Котова слушать было интереснее. Семен Иванович доложил оперативную обстановку в районе. Оказывается, немцы уже дважды бомбили железнодорожную станцию Дрюгино. Их легкие танки остановили части Красной Армии на старом шляхе, у села Зорино. Части Красной Армии ведут упорные кровопролитные бои.
– Когда же ждать германцев в Слободе? – не выдержал Петр Ефимович.
– Незваный гость хуже татарина… – вздохнул Семен Иванович. – Через неделю будут.
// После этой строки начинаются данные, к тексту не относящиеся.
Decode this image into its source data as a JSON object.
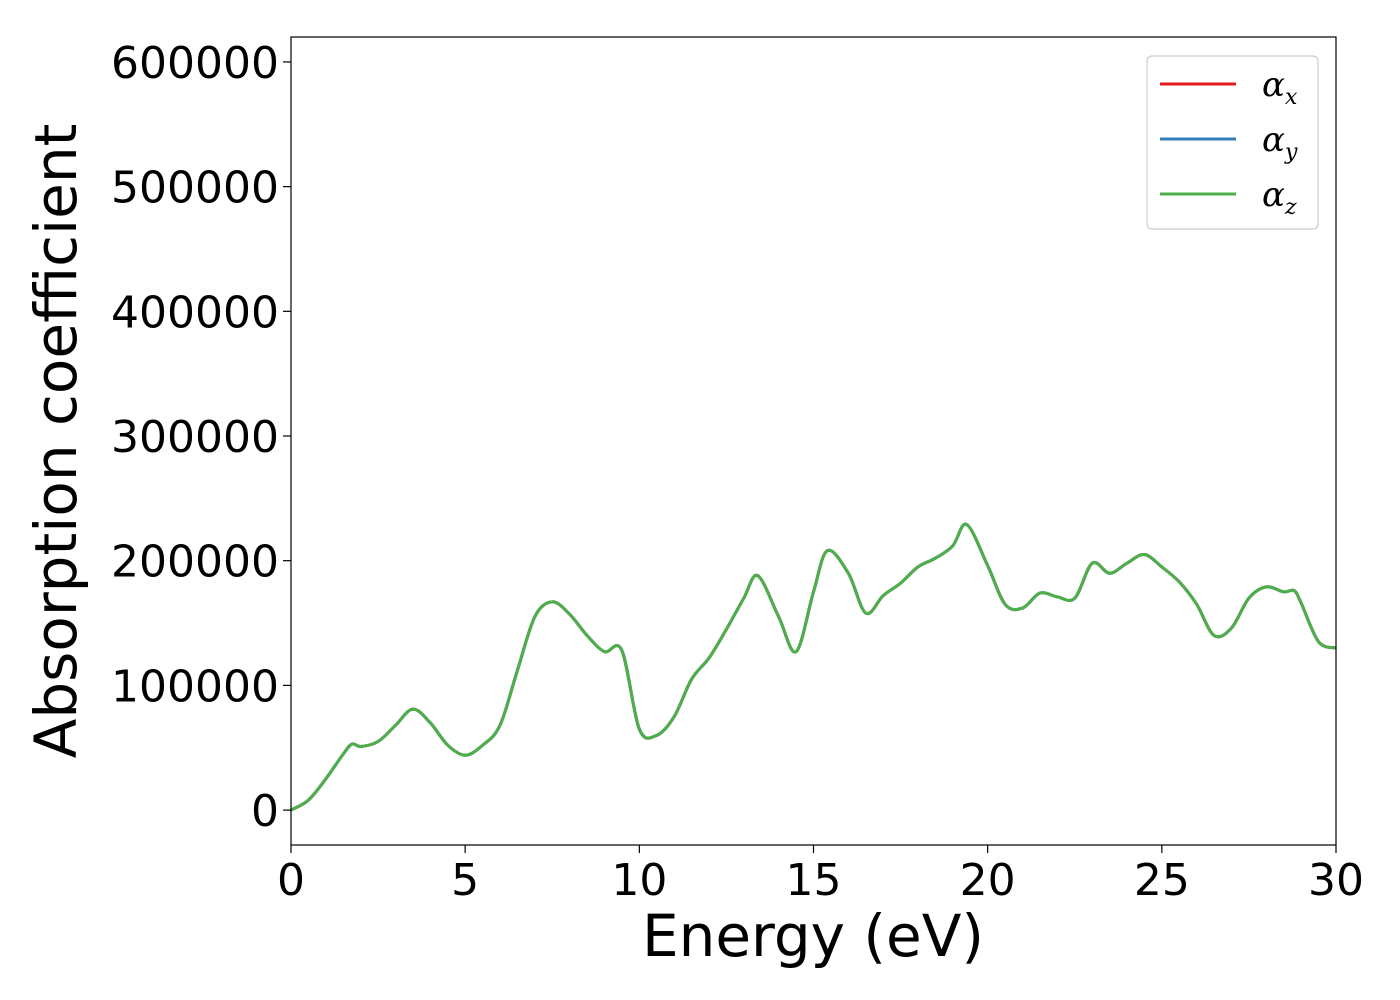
{
  "chart_data": {
    "type": "line",
    "xlabel": "Energy (eV)",
    "ylabel": "Absorption coefficient",
    "xlim": [
      0,
      30
    ],
    "ylim": [
      -28000,
      620000
    ],
    "x_ticks": [
      0,
      5,
      10,
      15,
      20,
      25,
      30
    ],
    "y_ticks": [
      0,
      100000,
      200000,
      300000,
      400000,
      500000,
      600000
    ],
    "x_tick_labels": [
      "0",
      "5",
      "10",
      "15",
      "20",
      "25",
      "30"
    ],
    "y_tick_labels": [
      "0",
      "100000",
      "200000",
      "300000",
      "400000",
      "500000",
      "600000"
    ],
    "grid": false,
    "legend_position": "top-right",
    "x": [
      0,
      0.5,
      1.0,
      1.5,
      1.75,
      2.0,
      2.5,
      3.0,
      3.5,
      4.0,
      4.5,
      5.0,
      5.5,
      6.0,
      6.5,
      7.0,
      7.5,
      8.0,
      8.5,
      9.0,
      9.5,
      10.0,
      10.5,
      11.0,
      11.5,
      12.0,
      12.5,
      13.0,
      13.4,
      14.0,
      14.5,
      15.0,
      15.4,
      16.0,
      16.5,
      17.0,
      17.5,
      18.0,
      18.5,
      19.0,
      19.4,
      20.0,
      20.5,
      21.0,
      21.5,
      22.0,
      22.5,
      23.0,
      23.5,
      24.0,
      24.5,
      25.0,
      25.5,
      26.0,
      26.5,
      27.0,
      27.5,
      28.0,
      28.5,
      28.8,
      29.0,
      29.5,
      30.0
    ],
    "series": [
      {
        "name": "α_x",
        "label_base": "α",
        "label_sub": "x",
        "color": "#e41a1c",
        "values": [
          0,
          8000,
          25000,
          45000,
          53000,
          51000,
          55000,
          68000,
          81000,
          70000,
          52000,
          44000,
          52000,
          68000,
          112000,
          155000,
          167000,
          157000,
          140000,
          127000,
          128000,
          65000,
          60000,
          75000,
          105000,
          122000,
          145000,
          170000,
          188000,
          155000,
          127000,
          175000,
          208000,
          190000,
          158000,
          172000,
          182000,
          195000,
          202000,
          212000,
          229000,
          196000,
          165000,
          162000,
          174000,
          171000,
          170000,
          198000,
          190000,
          198000,
          205000,
          195000,
          183000,
          165000,
          140000,
          146000,
          170000,
          179000,
          175000,
          176000,
          166000,
          135000,
          130000
        ]
      },
      {
        "name": "α_y",
        "label_base": "α",
        "label_sub": "y",
        "color": "#377eb8",
        "values": [
          0,
          8000,
          25000,
          45000,
          53000,
          51000,
          55000,
          68000,
          81000,
          70000,
          52000,
          44000,
          52000,
          68000,
          112000,
          155000,
          167000,
          157000,
          140000,
          127000,
          128000,
          65000,
          60000,
          75000,
          105000,
          122000,
          145000,
          170000,
          188000,
          155000,
          127000,
          175000,
          208000,
          190000,
          158000,
          172000,
          182000,
          195000,
          202000,
          212000,
          229000,
          196000,
          165000,
          162000,
          174000,
          171000,
          170000,
          198000,
          190000,
          198000,
          205000,
          195000,
          183000,
          165000,
          140000,
          146000,
          170000,
          179000,
          175000,
          176000,
          166000,
          135000,
          130000
        ]
      },
      {
        "name": "α_z",
        "label_base": "α",
        "label_sub": "z",
        "color": "#4daf4a",
        "values": [
          0,
          8000,
          25000,
          45000,
          53000,
          51000,
          55000,
          68000,
          81000,
          70000,
          52000,
          44000,
          52000,
          68000,
          112000,
          155000,
          167000,
          157000,
          140000,
          127000,
          128000,
          65000,
          60000,
          75000,
          105000,
          122000,
          145000,
          170000,
          188000,
          155000,
          127000,
          175000,
          208000,
          190000,
          158000,
          172000,
          182000,
          195000,
          202000,
          212000,
          229000,
          196000,
          165000,
          162000,
          174000,
          171000,
          170000,
          198000,
          190000,
          198000,
          205000,
          195000,
          183000,
          165000,
          140000,
          146000,
          170000,
          179000,
          175000,
          176000,
          166000,
          135000,
          130000
        ]
      }
    ]
  }
}
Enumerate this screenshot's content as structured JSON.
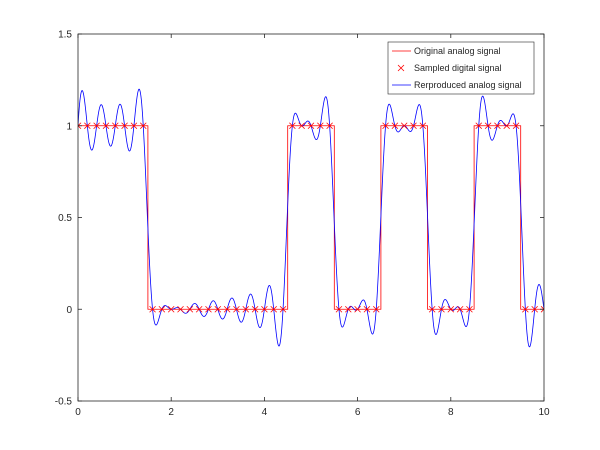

Максимум через десять дней.
– Значит, у нас еще есть пять суток, – заключил Петр Ефимович, без спросу залезая в пачку «Беломора» Богдановича. – Это хорошо…
– Что хорошего? – возразил Яков Сергеевич. – После бомбежки на прошлой недели со станции вернулись почти все мужики призывного возраста, не доехав до своих частей. Невольные дезертиры разбрились по домам.
– Вот и наша задача, товарищи, собрать их в партизанский отряд, – сказал Котов.
Участники совещания молча дымили ядреным табаком. Слабая лампочка в жестяной юбочке-абажуре жалобно мигала над длинным столом, покрытым красным сукном.
– За пять дней не соберем, – отозвался Карагодин, тут же прикуривая от бычка новую папиросу. – Ищи теперь ветра в поле!
– Надо, товарищ Карагодин! – сказал Богданович. – Ты же знаешь, старый рубака: если партия говорит «надо», мы жизнь на алтарь Отечества, не задумываясь, положим.